Mittwoch, 17. Februar 2010

Girl in the Park (2007)

Als großer Bewunderer von Sigourney Weaver würde ich gern sagen, dass ihre hervorragende Leistung den Film GIRL IN THE PARK aus dem Jahr 2007 rettet, aber das ist leider nicht der Fall, so überzeugend sie auch die Hauptfigur gestaltet.

In diesem Drama, das bei uns keinen Kinoverleih fand und auf DVD veröffentlicht wurde, spielt sie eine Ehefrau und Mutter (sowie ambitionierte Sängerin), deren kleine Tochter eines Tages spurlos auf einem Spielplatz verschwindet. Danach springt die Geschichte ein paar Jahre weiter, aus der lebensfrohen Ehefrau und Mutter ist eine isolierte, depressive Geschiedene geworden, die sich in tägliche Routine flüchtet und keinen Zugang zu ihrem erwachsenen Sohn (Alessandro Nivola) finden mag, der sich gerade verlobt hat. Erst die Begegnung mit der unkonventionellen Louise (Keri Russell) holt sie wieder aus ihrer Einsamkeit...

Leider bleibt GIRL IN THE PARK über seine gesamte Lauflänge zu oberflächlich und nutzt weder das Potential der Geschichte noch die guten Darsteller. Geradezu skandalös wird der charismatische Elias Koteas in einer nichtssagenden Rolle als Weavers Bürokollege verschwendet. Die Damen Russell und Kate Bosworth in einer Nebenrolle bleiben blass, was nicht ihre Schuld ist. Sigourney Weaver spielt mit wundervoller Reife und Ernsthaftigkeit ihre Figur, doch gibt der Film ihr keine Chance, auch die psychologischen Untiefen auszuloten - mit einer Ausnahme: in der einzig wirklich guten Sequenz besucht sie einen Kinderspielplatz und freundet sich mit den spielenden Kindern an, was die anwesenden Mütter (und auch den Zuschauer) immer mehr beunruhigt, da ihr Verhalten zwar freundlich, aber seltsam distanzlos und aufdringlich scheint.
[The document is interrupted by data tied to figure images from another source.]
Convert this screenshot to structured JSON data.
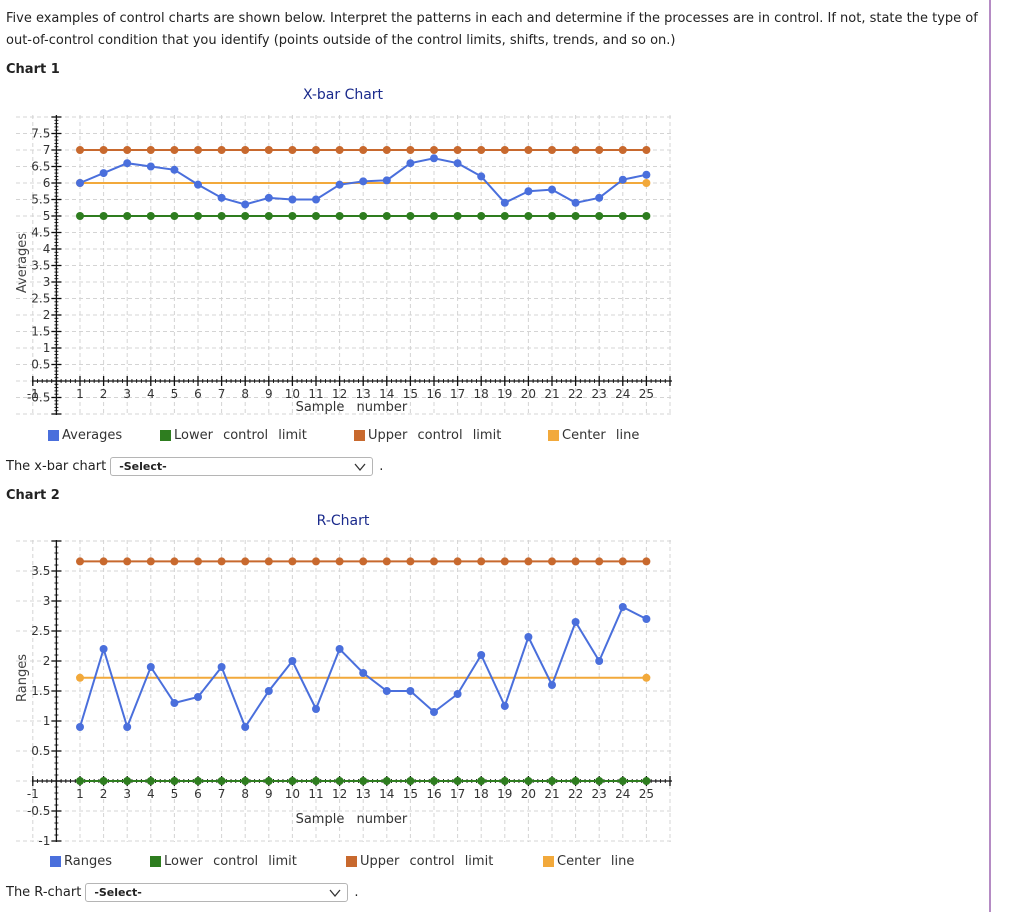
{
  "intro": {
    "text": "Five examples of control charts are shown below. Interpret the patterns in each and determine if the processes are in control. If not, state the type of out-of-control condition that you identify (points outside of the control limits, shifts, trends, and so on.)"
  },
  "chart1": {
    "heading": "Chart 1",
    "answer_prefix": "The x-bar chart",
    "select_value": "-Select-",
    "legend": [
      {
        "label": "Averages",
        "color": "#4a6fdc"
      },
      {
        "label": "Lower control limit",
        "color": "#2e7d1f"
      },
      {
        "label": "Upper control limit",
        "color": "#c8692e"
      },
      {
        "label": "Center line",
        "color": "#f2a93b"
      }
    ]
  },
  "chart2": {
    "heading": "Chart 2",
    "answer_prefix": "The R-chart",
    "select_value": "-Select-",
    "legend": [
      {
        "label": "Ranges",
        "color": "#4a6fdc"
      },
      {
        "label": "Lower control limit",
        "color": "#2e7d1f"
      },
      {
        "label": "Upper control limit",
        "color": "#c8692e"
      },
      {
        "label": "Center line",
        "color": "#f2a93b"
      }
    ]
  },
  "period": ".",
  "chart_data": [
    {
      "type": "line",
      "title": "X-bar Chart",
      "xlabel": "Sample number",
      "ylabel": "Averages",
      "x": [
        1,
        2,
        3,
        4,
        5,
        6,
        7,
        8,
        9,
        10,
        11,
        12,
        13,
        14,
        15,
        16,
        17,
        18,
        19,
        20,
        21,
        22,
        23,
        24,
        25
      ],
      "series": [
        {
          "name": "Averages",
          "color": "#4a6fdc",
          "values": [
            6.0,
            6.3,
            6.6,
            6.5,
            6.4,
            5.95,
            5.55,
            5.35,
            5.55,
            5.5,
            5.5,
            5.95,
            6.05,
            6.08,
            6.6,
            6.75,
            6.6,
            6.2,
            5.4,
            5.75,
            5.8,
            5.4,
            5.55,
            6.1,
            6.25
          ]
        },
        {
          "name": "Lower control limit",
          "color": "#2e7d1f",
          "values": [
            5,
            5,
            5,
            5,
            5,
            5,
            5,
            5,
            5,
            5,
            5,
            5,
            5,
            5,
            5,
            5,
            5,
            5,
            5,
            5,
            5,
            5,
            5,
            5,
            5
          ]
        },
        {
          "name": "Upper control limit",
          "color": "#c8692e",
          "values": [
            7,
            7,
            7,
            7,
            7,
            7,
            7,
            7,
            7,
            7,
            7,
            7,
            7,
            7,
            7,
            7,
            7,
            7,
            7,
            7,
            7,
            7,
            7,
            7,
            7
          ]
        },
        {
          "name": "Center line",
          "color": "#f2a93b",
          "values": [
            6,
            6,
            6,
            6,
            6,
            6,
            6,
            6,
            6,
            6,
            6,
            6,
            6,
            6,
            6,
            6,
            6,
            6,
            6,
            6,
            6,
            6,
            6,
            6,
            6
          ]
        }
      ],
      "xlim": [
        -1,
        26
      ],
      "ylim": [
        -1,
        8
      ],
      "yticks": [
        -0.5,
        0.5,
        1,
        1.5,
        2,
        2.5,
        3,
        3.5,
        4,
        4.5,
        5,
        5.5,
        6,
        6.5,
        7,
        7.5
      ],
      "xticks": [
        -1,
        1,
        2,
        3,
        4,
        5,
        6,
        7,
        8,
        9,
        10,
        11,
        12,
        13,
        14,
        15,
        16,
        17,
        18,
        19,
        20,
        21,
        22,
        23,
        24,
        25
      ],
      "grid": true,
      "legend_position": "bottom"
    },
    {
      "type": "line",
      "title": "R-Chart",
      "xlabel": "Sample number",
      "ylabel": "Ranges",
      "x": [
        1,
        2,
        3,
        4,
        5,
        6,
        7,
        8,
        9,
        10,
        11,
        12,
        13,
        14,
        15,
        16,
        17,
        18,
        19,
        20,
        21,
        22,
        23,
        24,
        25
      ],
      "series": [
        {
          "name": "Ranges",
          "color": "#4a6fdc",
          "values": [
            0.9,
            2.2,
            0.9,
            1.9,
            1.3,
            1.4,
            1.9,
            0.9,
            1.5,
            2.0,
            1.2,
            2.2,
            1.8,
            1.5,
            1.5,
            1.15,
            1.45,
            2.1,
            1.25,
            2.4,
            1.6,
            2.65,
            2.0,
            2.9,
            2.7
          ]
        },
        {
          "name": "Lower control limit",
          "color": "#2e7d1f",
          "values": [
            0,
            0,
            0,
            0,
            0,
            0,
            0,
            0,
            0,
            0,
            0,
            0,
            0,
            0,
            0,
            0,
            0,
            0,
            0,
            0,
            0,
            0,
            0,
            0,
            0
          ]
        },
        {
          "name": "Upper control limit",
          "color": "#c8692e",
          "values": [
            3.66,
            3.66,
            3.66,
            3.66,
            3.66,
            3.66,
            3.66,
            3.66,
            3.66,
            3.66,
            3.66,
            3.66,
            3.66,
            3.66,
            3.66,
            3.66,
            3.66,
            3.66,
            3.66,
            3.66,
            3.66,
            3.66,
            3.66,
            3.66,
            3.66
          ]
        },
        {
          "name": "Center line",
          "color": "#f2a93b",
          "values": [
            1.72,
            1.72,
            1.72,
            1.72,
            1.72,
            1.72,
            1.72,
            1.72,
            1.72,
            1.72,
            1.72,
            1.72,
            1.72,
            1.72,
            1.72,
            1.72,
            1.72,
            1.72,
            1.72,
            1.72,
            1.72,
            1.72,
            1.72,
            1.72,
            1.72
          ]
        }
      ],
      "xlim": [
        -1,
        26
      ],
      "ylim": [
        -1,
        4
      ],
      "yticks": [
        -1,
        -0.5,
        0.5,
        1,
        1.5,
        2,
        2.5,
        3,
        3.5
      ],
      "xticks": [
        -1,
        1,
        2,
        3,
        4,
        5,
        6,
        7,
        8,
        9,
        10,
        11,
        12,
        13,
        14,
        15,
        16,
        17,
        18,
        19,
        20,
        21,
        22,
        23,
        24,
        25
      ],
      "grid": true,
      "legend_position": "bottom"
    }
  ]
}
Hier blitzt für einen kurzen Moment auf, was aus dem Drama hätte werden können (wenn ihn z.B. Francois Ozon gemacht hätte, dessen "Unter dem Sand" eine sehr ähnliche Geschichte ungleich interessanter und origineller erzählt).

So bleibt der Film enttäuschend vorhersehbar und benutzt die mittlerweile leider gängige Film-Küchenpsychologie, wo ein Moment der Erkenntnis ("Sie ist tot, Mutter, sie ist tot!") schon zur möglichen Heilung einer langjährigen Störung reicht. Schade. Kleine Psychodramen abseits vom Mainstream haben meine volle Sympathie, doch da ist GIRL IN THE PARK doch zu mainstreamig geraten und schrammt haarscharf am TV Movie vorbei.